Travel with pleasure

Travel with pleasure

Zwölfter November, sechzehn Uhr. Kein typischer Tag für diese Jahreszeit, die Sonne hat lange Stunden die Stadt beschienen und zieht sich jetzt nicht grau, sondern in königlichem Pink strahlend zurück über die Häuserzeilen.

Ich stehe am Zentralen Omnibusbahnhof in Berlin. Warte auf den Flixbus nach Schwerin, Züge fahren gerade nicht durch wegen ... ach, was weiß ich, vergessen. Bauarbeiten, glaube ich. Also bin ich auf den Busausgewichen.

In der Hauptstadt habe ich meine Kinder und eine Freundin besucht. Jetzt muss ich zurück nach Schwerin, wo alle diese Menschen nicht sind. Wo der November – ich schwöre – niemals pinkfarben, sondern immer grau ist.

Zu allem Überfluss hat der Bus Verspätung. Er kommt aus Warschau und sein endgültiger Ankunftsort ist Lübeck, die Schweriner:innen werden hastig unterwegs ausgekippt wie Ballast. Ich weiß auch nicht, warum mich das immer noch triggert, ich weiß doch seit dreißig Jahren, dass meine Stadt niemals die Hauptrolle in irgendwas spielen wird, nicht einmal in einer Busverbindung.

Ein Kaffee in der Aufenthaltshalle kostet zwei Euro fünfzig. Geht ja noch, mag man denken, aber bei drei Stunden Verspätung sind wir inklusive Trinkgeld bei zwölf Euro und Herzrasen. Ich glaube, für Situationen wie diese wurde das  Wort missmutig erfunden.

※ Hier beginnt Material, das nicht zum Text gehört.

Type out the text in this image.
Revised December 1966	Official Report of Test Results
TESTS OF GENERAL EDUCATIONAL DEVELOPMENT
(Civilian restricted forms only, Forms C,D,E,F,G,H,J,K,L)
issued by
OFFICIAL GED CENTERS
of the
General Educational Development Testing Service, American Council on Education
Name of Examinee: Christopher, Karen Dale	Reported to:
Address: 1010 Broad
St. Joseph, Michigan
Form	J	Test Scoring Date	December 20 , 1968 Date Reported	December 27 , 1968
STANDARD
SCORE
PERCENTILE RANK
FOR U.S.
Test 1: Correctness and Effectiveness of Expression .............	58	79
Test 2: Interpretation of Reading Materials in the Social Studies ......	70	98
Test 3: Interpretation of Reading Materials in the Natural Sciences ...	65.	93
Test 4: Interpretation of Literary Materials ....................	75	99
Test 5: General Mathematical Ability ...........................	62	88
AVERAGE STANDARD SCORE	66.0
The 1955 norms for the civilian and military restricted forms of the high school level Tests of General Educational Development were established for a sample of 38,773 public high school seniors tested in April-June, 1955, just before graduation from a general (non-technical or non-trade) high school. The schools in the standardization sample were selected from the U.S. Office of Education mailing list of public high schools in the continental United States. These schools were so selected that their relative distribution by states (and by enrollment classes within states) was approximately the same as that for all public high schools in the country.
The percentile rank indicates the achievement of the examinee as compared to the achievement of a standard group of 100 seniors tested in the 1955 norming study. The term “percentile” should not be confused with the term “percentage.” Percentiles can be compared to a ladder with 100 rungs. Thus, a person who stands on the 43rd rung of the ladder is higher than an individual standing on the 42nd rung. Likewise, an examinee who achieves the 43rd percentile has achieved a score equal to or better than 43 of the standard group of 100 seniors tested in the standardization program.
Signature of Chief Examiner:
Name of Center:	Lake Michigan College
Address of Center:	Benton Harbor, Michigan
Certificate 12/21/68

Ich gehe mir mit meiner miesen Laune selbst auf die Nerven.

Zutiefst gelangweilt schlendere ich über die anderen Bussteige. An der Zwei fährt einer nach Belgrad, der kommt mir gerade recht. Dort gibt es sicher einen ruppigen Balkanfluch in vertrauerter Fremdsprache zuhören, den ich bei der Aussicht auf die anstehende Wartezeit am liebsten selber ausstoßen würde. In der Hoffnung, dass jemand meine Gefühle in Worte fasst, drücke mich wie zufällig in die Nähe.

Der Fahrer engagiert sich mit schweißnasser Stirn an seiner geöffneten Gepäckklappe, ein älterer Herr steht neben ihm, mit einer Reisetasche, die unter gar keinen Umständen mehr in den Busbauch passen wird. Der Herr weiß das, ich weiß das auch. Ich warte auf den Fluch des Fahrers. Aber der streicht dem Alten über die Schulter und sagt, lass nur, Brüderchen, wir regeln das.

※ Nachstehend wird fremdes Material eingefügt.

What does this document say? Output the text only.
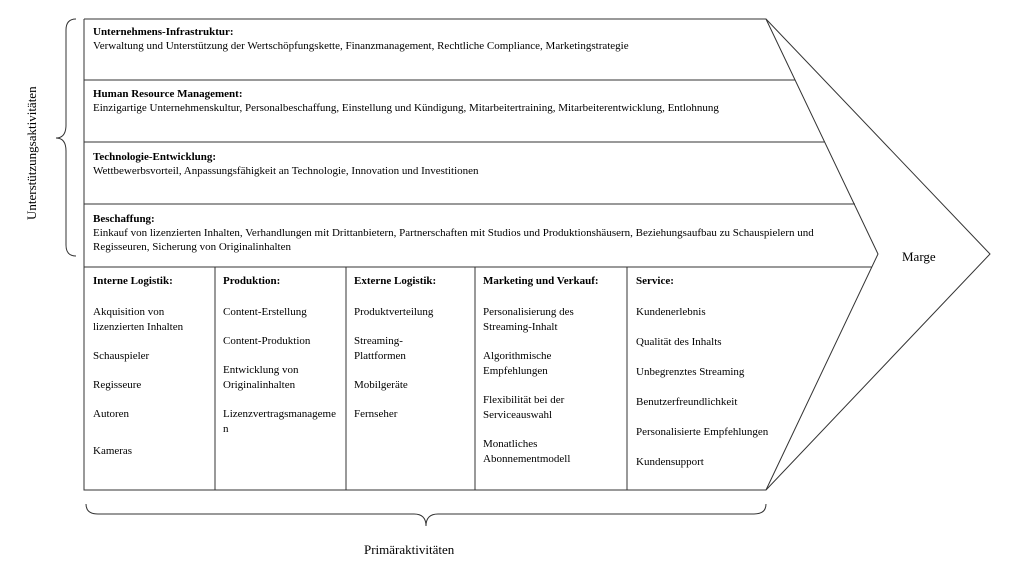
Unternehmens-Infrastruktur:
Verwaltung und Unterstützung der Wertschöpfungskette, Finanzmanagement, Rechtliche Compliance, Marketingstrategie
Human Resource Management:
Einzigartige Unternehmenskultur, Personalbeschaffung, Einstellung und Kündigung, Mitarbeitertraining, Mitarbeiterentwicklung, Entlohnung
Technologie-Entwicklung:
Wettbewerbsvorteil, Anpassungsfähigkeit an Technologie, Innovation und Investitionen
Beschaffung:
Einkauf von lizenzierten Inhalten, Verhandlungen mit Drittanbietern, Partnerschaften mit Studios und Produktionshäusern, Beziehungsaufbau zu Schauspielern und Regisseuren, Sicherung von Originalinhalten
Interne Logistik:
Akquisition von lizenzierten Inhalten
Schauspieler
Regisseure
Autoren
Kameras
Produktion:
Content-Erstellung
Content-Produktion
Entwicklung von Originalinhalten
Lizenzvertragsmanagemen
Externe Logistik:
Produktverteilung
Streaming-Plattformen
Mobilgeräte
Fernseher
Marketing und Verkauf:
Personalisierung des Streaming-Inhalt
Algorithmische Empfehlungen
Flexibilität bei der Serviceauswahl
Monatliches Abonnementmodell
Service:
Kundenerlebnis
Qualität des Inhalts
Unbegrenztes Streaming
Benutzerfreundlichkeit
Personalisierte Empfehlungen
Kundensupport
Unterstützungsaktivitäten
Primäraktivitäten
Marge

Mit geübten Griffen schiebt er hier einen Koffer, dort einen Beutel  zur Seite, stemmt die Tasche des Alten davor, lehnt sich mit seinem Gewicht dagegen. Siehst du, das wird schon.

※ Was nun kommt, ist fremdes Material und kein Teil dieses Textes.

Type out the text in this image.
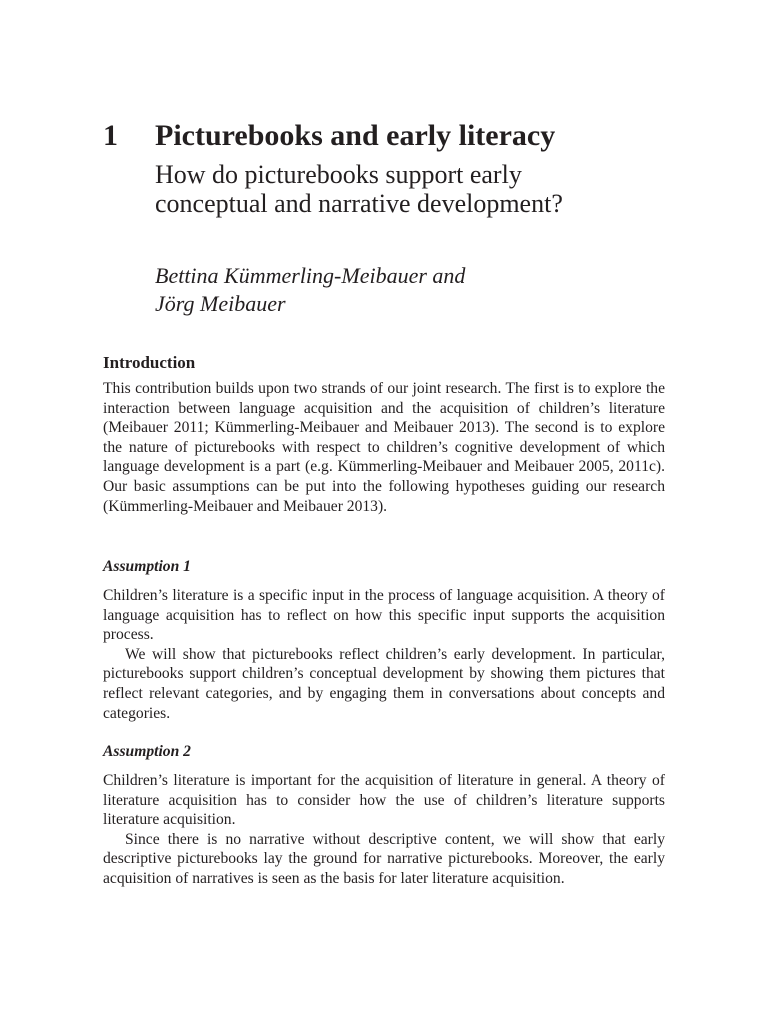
1 Picturebooks and early literacy
How do picturebooks support early conceptual and narrative development?
Bettina Kümmerling-Meibauer and
Jörg Meibauer
Introduction

This contribution builds upon two strands of our joint research. The first is to explore the interaction between language acquisition and the acquisition of children’s literature (Meibauer 2011; Kümmerling-Meibauer and Meibauer 2013). The second is to explore the nature of picturebooks with respect to children’s cognitive development of which language development is a part (e.g. Kümmerling-Meibauer and Meibauer 2005, 2011c). Our basic assumptions can be put into the following hypotheses guiding our research (Kümmerling-Meibauer and Meibauer 2013).

Assumption 1

Children’s literature is a specific input in the process of language acquisition. A theory of language acquisition has to reflect on how this specific input supports the acquisition process.

We will show that picturebooks reflect children’s early development. In particular, picturebooks support children’s conceptual development by showing them pictures that reflect relevant categories, and by engaging them in conversations about concepts and categories.

Assumption 2

Children’s literature is important for the acquisition of literature in general. A theory of literature acquisition has to consider how the use of children’s literature supports literature acquisition.

Since there is no narrative without descriptive content, we will show that early descriptive picturebooks lay the ground for narrative picturebooks. Moreover, the early acquisition of narratives is seen as the basis for later literature acquisition.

Ich glaube nicht, dass es wird, aber er hat noch einen Trick – springt in Sekundenschnelle von seinem Gepäckberg, knallt die Tür zu, verriegelt. Lacht, freut sich, gelungen. Er wischt sich den Schweiß von der Stirn und steigt lächelnd ein.

Auf nichts ist Verlass heute, der Tag ist nicht grau, der Bus nicht pünktlich, der Serbe flucht nicht.

Auf dem nächsten Bussteig steht ein buntes Gefährt mit dem Schriftzug Travel with pleasure. Ich trinke einen Schluck von meinem kalten Kaffee aus dem Pappbecher, der nach dem wiederholten Refill im Auflösen begriffen ist. Beim Anblick der Leute, die mit pleasure traveln sollen, werde ich stutzig. Tränen drinnen, Tränen draußen. Natürlich läuft hier manchen der Abschiedsschmerz über die Wangen, das hier ist ein Busbahnhof. Aber so geballt? Drinnen und draußen? Irritiert schaue ich auf die elektronische Zielanzeige. Und dann wird auch meine Kehle eng. Charkiw. Die Leute im Bus müssen nach Charkiw und die davor müssen sie fahren lassen.

Ich schleiche zurück zu meinem Flixbus-Steig. Die Sonne pinkt mir den Weg. Die lügt doch, und wie die lügt.

Der Mann am Kaffeekiosk hat gelernt, dass ich weder Milch noch Zucker für den Kaffee brauche und drei Euro statt zwei fünfzig zahle. Der Frieden, den er mir in den Becher schenkt,  schmeckt stark. Er ist so bitter.